We investigated whether age modified associations between markers of HIV progression, CD4 T lymphocyte count and HIV RNA viral load (VL), and the following markers of metabolic function: albumin, haemoglobin, high-density lipoprotein cholesterol (HDL-C), low-density lipoprotein cholesterol (LDL-C) and total cholesterol (TC).

Methods

A retrospective analysis of data from the United Kingdom Collaborative HIV Cohort was carried out. Analyses were limited to antiretroviral-naïve subjects to focus on the impact of HIV disease itself. A total of 16670 subjects were included in the analysis. Multilevel linear regression models assessed associations between CD4 count/VL and each of the outcomes.

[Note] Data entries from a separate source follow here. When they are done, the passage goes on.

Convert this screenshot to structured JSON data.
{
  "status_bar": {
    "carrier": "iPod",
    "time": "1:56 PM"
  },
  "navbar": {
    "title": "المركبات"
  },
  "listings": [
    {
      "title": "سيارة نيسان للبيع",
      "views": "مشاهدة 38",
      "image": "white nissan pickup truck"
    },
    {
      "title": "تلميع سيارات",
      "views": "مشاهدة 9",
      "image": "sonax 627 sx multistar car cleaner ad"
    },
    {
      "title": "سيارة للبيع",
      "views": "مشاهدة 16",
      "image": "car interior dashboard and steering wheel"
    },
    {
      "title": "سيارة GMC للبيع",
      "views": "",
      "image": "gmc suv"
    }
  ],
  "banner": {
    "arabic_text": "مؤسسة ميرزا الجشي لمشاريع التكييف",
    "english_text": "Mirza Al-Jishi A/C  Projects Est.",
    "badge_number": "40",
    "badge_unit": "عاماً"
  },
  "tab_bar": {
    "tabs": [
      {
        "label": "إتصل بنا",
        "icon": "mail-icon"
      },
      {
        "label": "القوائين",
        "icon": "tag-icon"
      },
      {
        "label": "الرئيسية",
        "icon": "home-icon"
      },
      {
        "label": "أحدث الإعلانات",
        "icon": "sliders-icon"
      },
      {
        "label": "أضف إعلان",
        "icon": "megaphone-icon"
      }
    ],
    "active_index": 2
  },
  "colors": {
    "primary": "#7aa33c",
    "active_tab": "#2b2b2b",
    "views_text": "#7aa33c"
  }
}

Statistical tests for interactions assessed whether associations differed among age groups.

Results

After adjustment for gender and ethnicity, there was evidence that lower CD4 count and higher VL were associated with lower TC, LDL-C, haemoglobin and albumin concentrations but higher triglyceride concentrations. Age modified associations between CD4 count and albumin (P < 0.001) and haemoglobin (P = 0.001), but not between CD4 count and HDL-C, LDL-C and TC, or VL and any outcome. Among participants aged < 30, 30–50 and > 50 years, a 50 cells/μL lower CD4 count correlated with a 2.4 [95% confidence interval (CI) 1.7–3.0], 3.6 (95% CI 3.2–4.0) and 5.1 (95% CI 4.0–6.1) g/L lower haemoglobin concentration and a 0.09 (95% CI 0.07–0.11), 0.12 (95% CI 0.11–0.13) and 0.16 (95% CI 0.13–0.19) g/L lower albumin concentration, respectively.

Conclusions

We present evidence that age modifies associations between CD4 count and plasma albumin and haemoglobin levels. A given reduction in CD4 count was associated with a greater reduction in haemoglobin and albumin concentrations among older people living with HIV. These findings increase our understanding of how the metabolic impact of HIV is influenced by age.